Floating-Point Multiply-Add with Approximate Normalization for Low-Cost Matrix Engines
Kosmas Alexandridis, Christodoulos Peltekis, Dionysios Filippas, Giorgos Dimitrakopoulos
TL;DR
The paper tackles the hardware cost of floating-point normalization in matrix engines used for transformer workloads. It introduces approximate normalization within FP multiply-add units, controlled by small bit-parameter settings, to reduce area and power while maintaining accuracy on practical ML tasks. Empirical results show substantial hardware savings (approximately 14–19% area and 10–14% power at 28 nm and 1 GHz) with average transformer accuracy losses around 1% for favorable configurations, and up to 7.2% in less favorable ones.

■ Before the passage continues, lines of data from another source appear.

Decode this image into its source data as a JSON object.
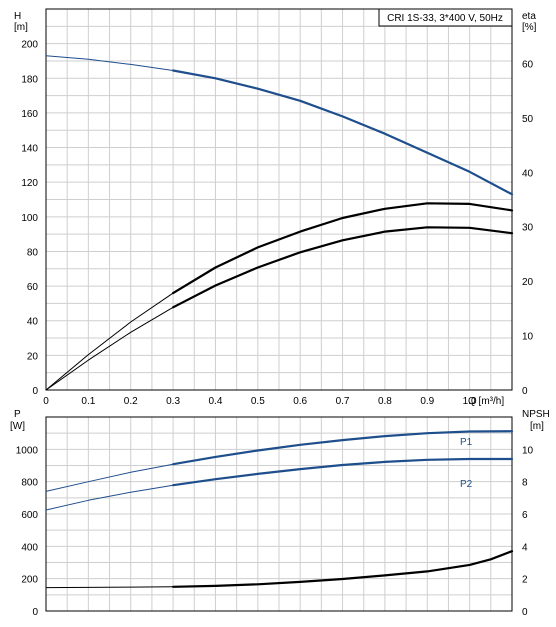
{
  "chart_data": [
    {
      "type": "line",
      "title": "CRI 1S-33, 3*400 V, 50Hz",
      "xlabel": "Q [m³/h]",
      "ylabel": "H [m]",
      "ylabel_right": "eta [%]",
      "y_axis_left": {
        "name": "H",
        "unit": "[m]"
      },
      "y_axis_right": {
        "name": "eta",
        "unit": "[%]"
      },
      "xlim": [
        0,
        1.1
      ],
      "ylim": [
        0,
        220
      ],
      "ylim_right": [
        0,
        70
      ],
      "x_ticks": [
        "0",
        "0.1",
        "0.2",
        "0.3",
        "0.4",
        "0.5",
        "0.6",
        "0.7",
        "0.8",
        "0.9",
        "1.0"
      ],
      "x_tick_values": [
        0,
        0.1,
        0.2,
        0.3,
        0.4,
        0.5,
        0.6,
        0.7,
        0.8,
        0.9,
        1.0
      ],
      "y_ticks_left": [
        "0",
        "20",
        "40",
        "60",
        "80",
        "100",
        "120",
        "140",
        "160",
        "180",
        "200"
      ],
      "y_tick_values_left": [
        0,
        20,
        40,
        60,
        80,
        100,
        120,
        140,
        160,
        180,
        200
      ],
      "y_ticks_right": [
        "0",
        "10",
        "20",
        "30",
        "40",
        "50",
        "60"
      ],
      "y_tick_values_right": [
        0,
        10,
        20,
        30,
        40,
        50,
        60
      ],
      "grid": true,
      "series": [
        {
          "key": "H",
          "axis": "left",
          "color": "#1f4e8c",
          "x": [
            0,
            0.1,
            0.2,
            0.3,
            0.4,
            0.5,
            0.6,
            0.7,
            0.8,
            0.9,
            1.0,
            1.1
          ],
          "values": [
            193,
            191,
            188,
            184.5,
            180,
            174,
            167,
            158,
            148,
            137,
            126,
            113
          ],
          "duty_start": 0.3
        },
        {
          "key": "eta_1",
          "axis": "right",
          "color": "#000000",
          "x": [
            0,
            0.1,
            0.2,
            0.3,
            0.4,
            0.5,
            0.6,
            0.7,
            0.8,
            0.9,
            1.0,
            1.1
          ],
          "values": [
            0,
            6.5,
            12.5,
            17.8,
            22.5,
            26.2,
            29.1,
            31.6,
            33.3,
            34.3,
            34.2,
            33.0
          ],
          "duty_start": 0.3
        },
        {
          "key": "eta_2",
          "axis": "right",
          "color": "#000000",
          "x": [
            0,
            0.1,
            0.2,
            0.3,
            0.4,
            0.5,
            0.6,
            0.7,
            0.8,
            0.9,
            1.0,
            1.1
          ],
          "values": [
            0,
            5.5,
            10.6,
            15.2,
            19.2,
            22.5,
            25.3,
            27.5,
            29.1,
            29.9,
            29.8,
            28.8
          ],
          "duty_start": 0.3
        }
      ]
    },
    {
      "type": "line",
      "xlabel": "",
      "ylabel": "P [W]",
      "ylabel_right": "NPSH [m]",
      "y_axis_left": {
        "name": "P",
        "unit": "[W]"
      },
      "y_axis_right": {
        "name": "NPSH",
        "unit": "[m]"
      },
      "xlim": [
        0,
        1.1
      ],
      "ylim": [
        0,
        1200
      ],
      "ylim_right": [
        0,
        12
      ],
      "y_ticks_left": [
        "0",
        "200",
        "400",
        "600",
        "800",
        "1000"
      ],
      "y_tick_values_left": [
        0,
        200,
        400,
        600,
        800,
        1000
      ],
      "y_ticks_right": [
        "0",
        "2",
        "4",
        "6",
        "8",
        "10"
      ],
      "y_tick_values_right": [
        0,
        2,
        4,
        6,
        8,
        10
      ],
      "grid": true,
      "series": [
        {
          "name": "P1",
          "axis": "left",
          "color": "#1f4e8c",
          "x": [
            0,
            0.1,
            0.2,
            0.3,
            0.4,
            0.5,
            0.6,
            0.7,
            0.8,
            0.9,
            1.0,
            1.1
          ],
          "values": [
            740,
            800,
            858,
            908,
            953,
            993,
            1028,
            1057,
            1082,
            1100,
            1110,
            1112
          ],
          "duty_start": 0.3
        },
        {
          "name": "P2",
          "axis": "left",
          "color": "#1f4e8c",
          "x": [
            0,
            0.1,
            0.2,
            0.3,
            0.4,
            0.5,
            0.6,
            0.7,
            0.8,
            0.9,
            1.0,
            1.1
          ],
          "values": [
            625,
            685,
            735,
            778,
            815,
            848,
            878,
            903,
            922,
            935,
            940,
            940
          ],
          "duty_start": 0.3
        },
        {
          "key": "NPSH",
          "axis": "right",
          "color": "#000000",
          "x": [
            0,
            0.1,
            0.2,
            0.3,
            0.4,
            0.5,
            0.6,
            0.7,
            0.8,
            0.9,
            1.0,
            1.05,
            1.1
          ],
          "values": [
            1.45,
            1.46,
            1.48,
            1.5,
            1.55,
            1.65,
            1.8,
            1.98,
            2.2,
            2.45,
            2.85,
            3.2,
            3.7
          ],
          "duty_start": 0.3
        }
      ]
    }
  ]
}
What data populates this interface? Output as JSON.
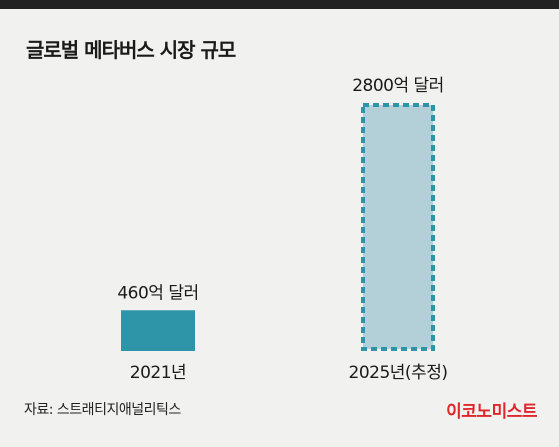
{
  "title": "글로벌 메타버스 시장 규모",
  "source": "자료: 스트래티지애널리틱스",
  "publisher": "이코노미스트",
  "colors": {
    "top_bar": "#222222",
    "actual_bar": "#2e95a8",
    "estimate_fill": "#b3cfd7",
    "estimate_border": "#2e95a8",
    "publisher": "#e0262d"
  },
  "chart_data": {
    "type": "bar",
    "title": "글로벌 메타버스 시장 규모",
    "categories": [
      "2021년",
      "2025년(추정)"
    ],
    "values": [
      460,
      2800
    ],
    "value_labels": [
      "460억 달러",
      "2800억 달러"
    ],
    "unit": "억 달러",
    "estimated": [
      false,
      true
    ],
    "ylim": [
      0,
      2800
    ],
    "grid": false,
    "legend": "none"
  }
}
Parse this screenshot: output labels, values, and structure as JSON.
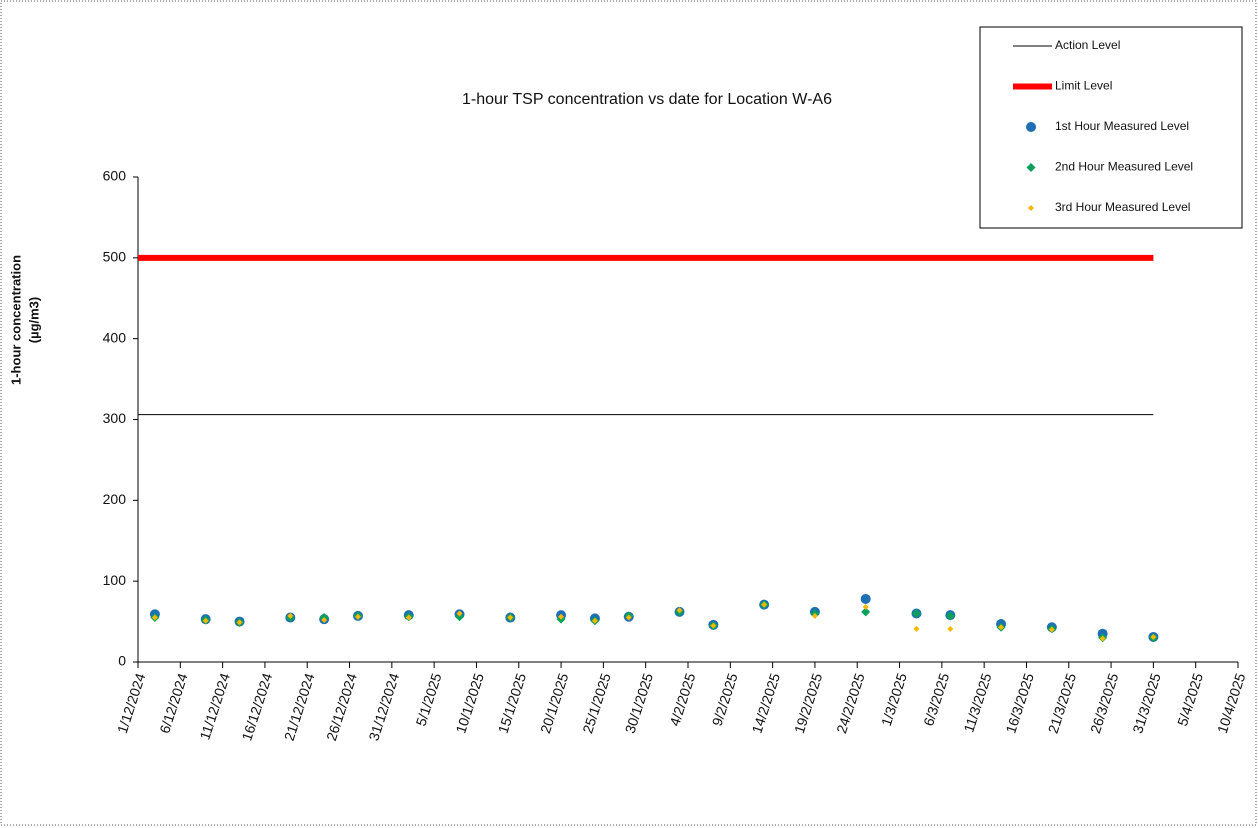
{
  "chart_data": {
    "type": "scatter",
    "title": "1-hour TSP concentration vs date for Location  W-A6",
    "y_label": [
      "1-hour concentration",
      "(µg/m3)"
    ],
    "xlim": [
      "1/12/2024",
      "10/4/2025"
    ],
    "xticks": [
      "1/12/2024",
      "6/12/2024",
      "11/12/2024",
      "16/12/2024",
      "21/12/2024",
      "26/12/2024",
      "31/12/2024",
      "5/1/2025",
      "10/1/2025",
      "15/1/2025",
      "20/1/2025",
      "25/1/2025",
      "30/1/2025",
      "4/2/2025",
      "9/2/2025",
      "14/2/2025",
      "19/2/2025",
      "24/2/2025",
      "1/3/2025",
      "6/3/2025",
      "11/3/2025",
      "16/3/2025",
      "21/3/2025",
      "26/3/2025",
      "31/3/2025",
      "5/4/2025",
      "10/4/2025"
    ],
    "ylim": [
      0,
      600
    ],
    "yticks": [
      0,
      100,
      200,
      300,
      400,
      500,
      600
    ],
    "x": [
      "3/12/2024",
      "9/12/2024",
      "13/12/2024",
      "19/12/2024",
      "23/12/2024",
      "27/12/2024",
      "2/1/2025",
      "8/1/2025",
      "14/1/2025",
      "20/1/2025",
      "24/1/2025",
      "28/1/2025",
      "3/2/2025",
      "7/2/2025",
      "13/2/2025",
      "19/2/2025",
      "25/2/2025",
      "3/3/2025",
      "7/3/2025",
      "13/3/2025",
      "19/3/2025",
      "25/3/2025",
      "31/3/2025"
    ],
    "series": [
      {
        "name": "Action Level",
        "type": "line",
        "color": "#000000",
        "width": 1,
        "x": [
          "1/12/2024",
          "31/3/2025"
        ],
        "values": [
          306,
          306
        ]
      },
      {
        "name": "Limit Level",
        "type": "line",
        "color": "#ff0000",
        "width": 6,
        "x": [
          "1/12/2024",
          "31/3/2025"
        ],
        "values": [
          500,
          500
        ]
      },
      {
        "name": "1st Hour Measured Level",
        "type": "scatter",
        "marker": "circle",
        "color": "#1f6fb5",
        "values": [
          59,
          53,
          50,
          55,
          53,
          57,
          58,
          59,
          55,
          58,
          54,
          56,
          62,
          46,
          71,
          62,
          78,
          60,
          58,
          47,
          43,
          35,
          31
        ]
      },
      {
        "name": "2nd Hour Measured Level",
        "type": "scatter",
        "marker": "diamond",
        "color": "#0aa05a",
        "values": [
          55,
          52,
          49,
          55,
          55,
          57,
          56,
          56,
          55,
          53,
          51,
          57,
          62,
          45,
          71,
          60,
          62,
          60,
          57,
          43,
          41,
          30,
          30
        ]
      },
      {
        "name": "3rd Hour Measured Level",
        "type": "scatter",
        "marker": "small-diamond",
        "color": "#f5b800",
        "values": [
          55,
          51,
          49,
          57,
          52,
          56,
          55,
          60,
          55,
          56,
          51,
          55,
          64,
          45,
          71,
          57,
          68,
          41,
          41,
          43,
          40,
          29,
          31
        ]
      }
    ]
  }
}
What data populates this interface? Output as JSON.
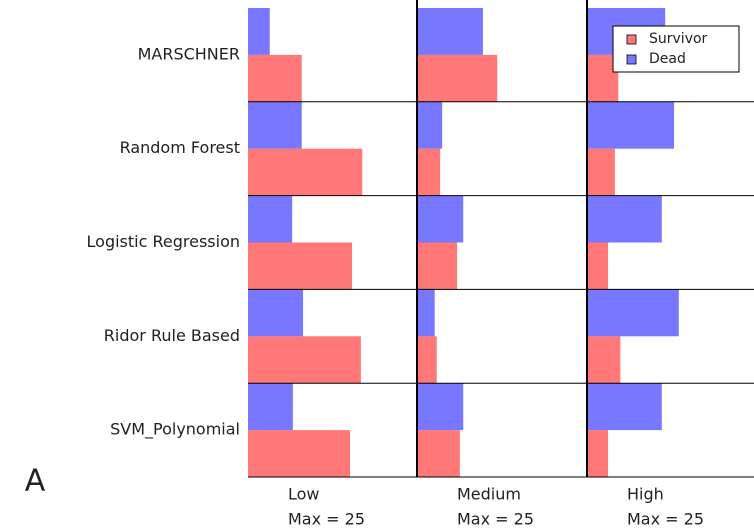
{
  "chart_data": {
    "type": "bar",
    "orientation": "horizontal",
    "panel_label": "A",
    "categories": [
      "MARSCHNER",
      "Random Forest",
      "Logistic Regression",
      "Ridor Rule Based",
      "SVM_Polynomial"
    ],
    "columns": [
      {
        "title": "Low",
        "subtitle": "Max = 25",
        "xlim": [
          0,
          25
        ]
      },
      {
        "title": "Medium",
        "subtitle": "Max = 25",
        "xlim": [
          0,
          25
        ]
      },
      {
        "title": "High",
        "subtitle": "Max = 25",
        "xlim": [
          0,
          25
        ]
      }
    ],
    "series": [
      {
        "name": "Survivor",
        "color": "#ff7777",
        "values": [
          [
            7.9,
            16.8,
            15.3,
            16.6,
            15
          ],
          [
            11.8,
            3.4,
            5.9,
            2.9,
            6.3
          ],
          [
            4.6,
            4.1,
            3.1,
            4.9,
            3.1
          ]
        ]
      },
      {
        "name": "Dead",
        "color": "#7777ff",
        "values": [
          [
            3.2,
            7.9,
            6.5,
            8.1,
            6.6
          ],
          [
            9.7,
            3.7,
            6.8,
            2.6,
            6.8
          ],
          [
            11.5,
            12.8,
            11,
            13.5,
            11
          ]
        ]
      }
    ],
    "legend": "upper right"
  }
}
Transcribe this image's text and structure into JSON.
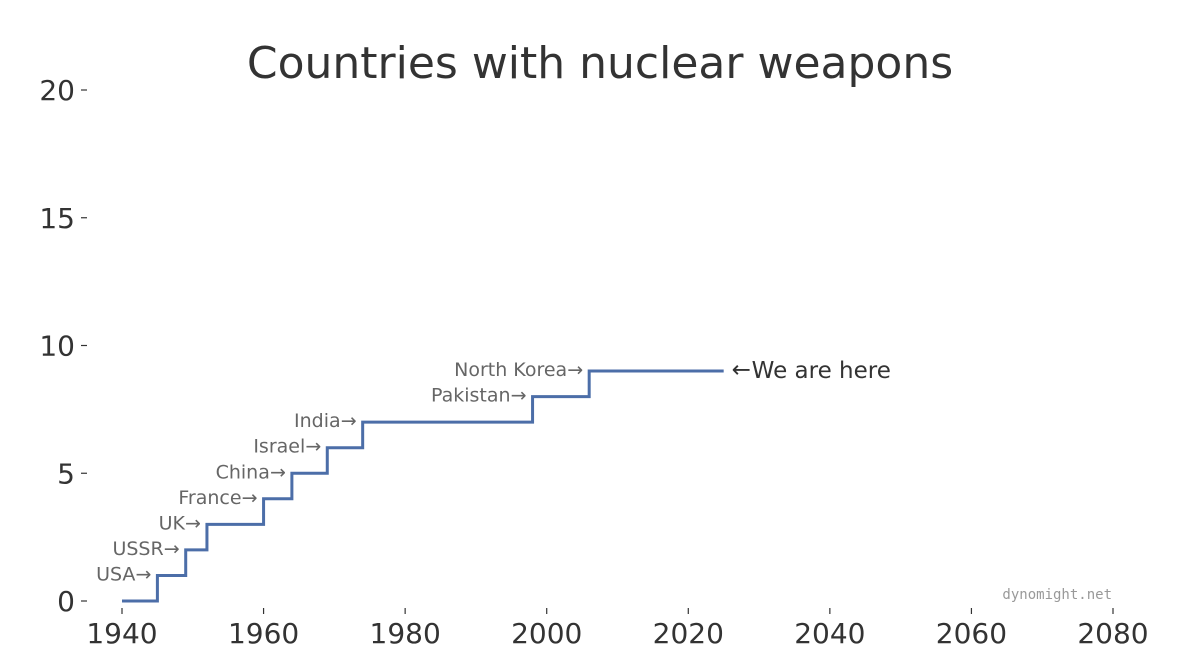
{
  "chart_data": {
    "type": "line",
    "title": "Countries with nuclear weapons",
    "xlabel": "",
    "ylabel": "",
    "xlim": [
      1938,
      2082
    ],
    "ylim": [
      0,
      20
    ],
    "x_ticks": [
      1940,
      1960,
      1980,
      2000,
      2020,
      2040,
      2060,
      2080
    ],
    "y_ticks": [
      0,
      5,
      10,
      15,
      20
    ],
    "grid": false,
    "step": {
      "start_year": 1940,
      "end_year": 2025,
      "events": [
        {
          "year": 1945,
          "label": "USA"
        },
        {
          "year": 1949,
          "label": "USSR"
        },
        {
          "year": 1952,
          "label": "UK"
        },
        {
          "year": 1960,
          "label": "France"
        },
        {
          "year": 1964,
          "label": "China"
        },
        {
          "year": 1969,
          "label": "Israel"
        },
        {
          "year": 1974,
          "label": "India"
        },
        {
          "year": 1998,
          "label": "Pakistan"
        },
        {
          "year": 2006,
          "label": "North Korea"
        }
      ]
    },
    "current_marker": "We are here",
    "credit": "dynomight.net",
    "line_color": "#4c6ea8"
  }
}
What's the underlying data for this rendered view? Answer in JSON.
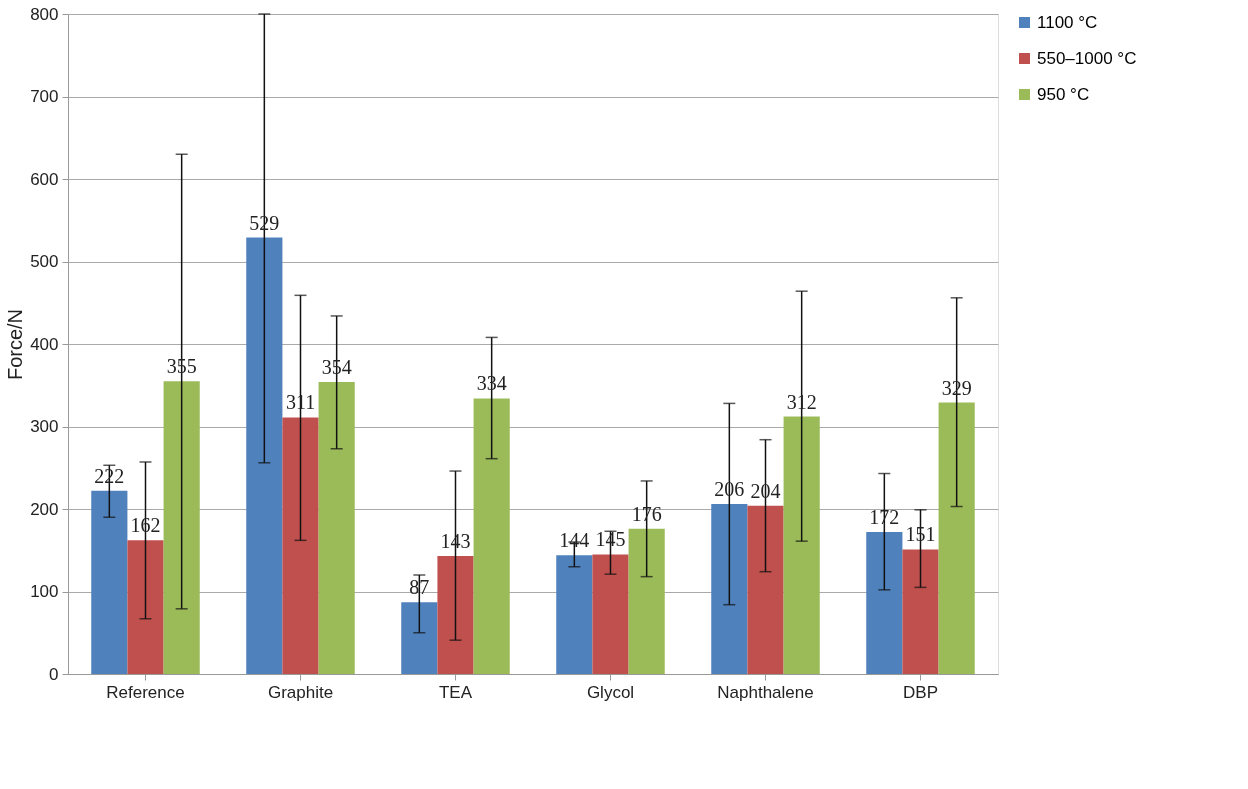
{
  "chart_data": {
    "type": "bar",
    "ylabel": "Force/N",
    "categories": [
      "Reference",
      "Graphite",
      "TEA",
      "Glycol",
      "Naphthalene",
      "DBP"
    ],
    "series": [
      {
        "name": "1100 °C",
        "color": "#4f81bd",
        "values": [
          222,
          529,
          87,
          144,
          206,
          172
        ],
        "errors": [
          [
            190,
            253
          ],
          [
            256,
            800
          ],
          [
            50,
            120
          ],
          [
            130,
            160
          ],
          [
            84,
            328
          ],
          [
            102,
            243
          ]
        ]
      },
      {
        "name": "550–1000 °C",
        "color": "#c0504d",
        "values": [
          162,
          311,
          143,
          145,
          204,
          151
        ],
        "errors": [
          [
            67,
            257
          ],
          [
            162,
            459
          ],
          [
            41,
            246
          ],
          [
            121,
            173
          ],
          [
            124,
            284
          ],
          [
            105,
            199
          ]
        ]
      },
      {
        "name": "950 °C",
        "color": "#9bbb59",
        "values": [
          355,
          354,
          334,
          176,
          312,
          329
        ],
        "errors": [
          [
            79,
            630
          ],
          [
            273,
            434
          ],
          [
            261,
            408
          ],
          [
            118,
            234
          ],
          [
            161,
            464
          ],
          [
            203,
            456
          ]
        ]
      }
    ],
    "ylim": [
      0,
      800
    ],
    "yticks": [
      0,
      100,
      200,
      300,
      400,
      500,
      600,
      700,
      800
    ],
    "grid": "y",
    "legend": "right",
    "data_labels": true
  }
}
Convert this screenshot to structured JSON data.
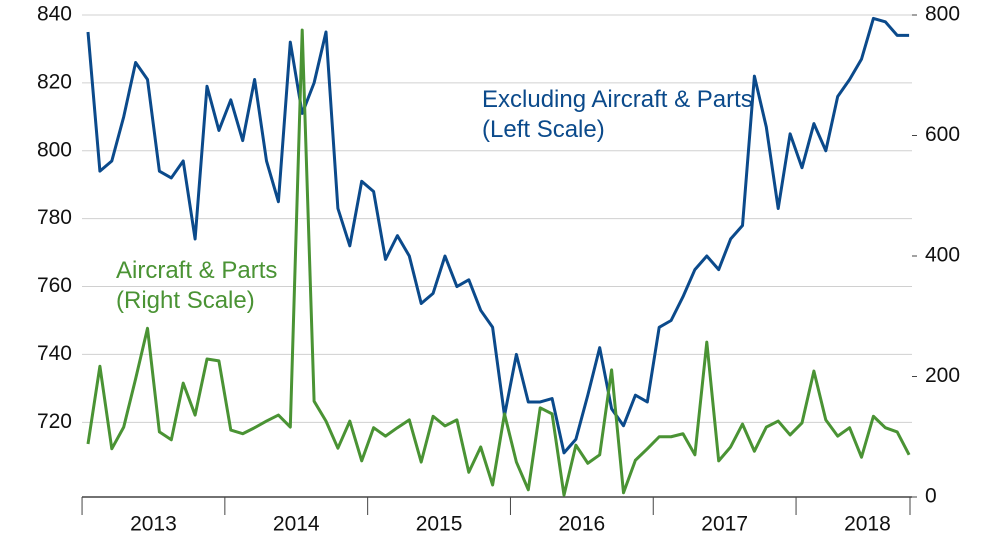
{
  "chart_data": {
    "type": "line",
    "categories": [
      null,
      null,
      null,
      null,
      null,
      null,
      "2013",
      null,
      null,
      null,
      null,
      null,
      null,
      null,
      null,
      null,
      null,
      null,
      "2014",
      null,
      null,
      null,
      null,
      null,
      null,
      null,
      null,
      null,
      null,
      null,
      "2015",
      null,
      null,
      null,
      null,
      null,
      null,
      null,
      null,
      null,
      null,
      null,
      "2016",
      null,
      null,
      null,
      null,
      null,
      null,
      null,
      null,
      null,
      null,
      null,
      "2017",
      null,
      null,
      null,
      null,
      null,
      null,
      null,
      null,
      null,
      null,
      null,
      "2018",
      null,
      null,
      null
    ],
    "series": [
      {
        "name": "Excluding Aircraft & Parts (Left Scale)",
        "color": "#0b4a8b",
        "values": [
          835,
          794,
          797,
          810,
          826,
          821,
          794,
          792,
          797,
          774,
          819,
          806,
          815,
          803,
          821,
          797,
          785,
          832,
          811,
          820,
          835,
          783,
          772,
          791,
          788,
          768,
          775,
          769,
          755,
          758,
          769,
          760,
          762,
          753,
          748,
          722,
          740,
          726,
          726,
          727,
          711,
          715,
          728,
          742,
          724,
          719,
          728,
          726,
          748,
          750,
          757,
          765,
          769,
          765,
          774,
          778,
          822,
          807,
          783,
          805,
          795,
          808,
          800,
          816,
          821,
          827,
          839,
          838,
          834,
          834
        ]
      },
      {
        "name": "Aircraft & Parts (Right Scale)",
        "color": "#4a9334",
        "axis": "y2",
        "values": [
          88,
          217,
          80,
          116,
          196,
          280,
          108,
          95,
          189,
          136,
          229,
          226,
          111,
          105,
          115,
          126,
          136,
          116,
          775,
          159,
          126,
          81,
          126,
          60,
          115,
          101,
          115,
          128,
          58,
          134,
          118,
          128,
          41,
          83,
          20,
          138,
          58,
          12,
          148,
          138,
          3,
          86,
          56,
          70,
          211,
          7,
          61,
          80,
          100,
          100,
          105,
          70,
          257,
          60,
          83,
          121,
          76,
          116,
          126,
          103,
          123,
          209,
          128,
          101,
          115,
          66,
          134,
          115,
          108,
          70
        ]
      }
    ],
    "ylim": [
      698,
      840
    ],
    "yticks": [
      720,
      740,
      760,
      780,
      800,
      820,
      840
    ],
    "y2lim": [
      0,
      800
    ],
    "y2ticks": [
      0,
      200,
      400,
      600,
      800
    ],
    "grid": true
  }
}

This approach enables energy-efficient, high-throughput FP matrix engines suitable for low-cost ML accelerators without sacrificing model performance.
Abstract
The widespread adoption of machine learning algorithms necessitates hardware acceleration to ensure efficient performance. This acceleration relies on custom matrix engines that operate on full or reduced-precision floating-point arithmetic. However, conventional floating-point implementations can be power hungry. This paper proposes a method to improve the energy efficiency of the matrix engines used in machine learning algorithm acceleration. Our approach leverages approximate normalization within the floating-point multiply-add units as a means to reduce their hardware complexity, without sacrificing overall machine-learning model accuracy. Hardware synthesis results show that this technique reduces area and power consumption roughly by 16% and 13% on average for Bfloat16 format. Also, the error introduced in transformer model accuracy is 1% on average, for the most efficient configuration of the proposed approach.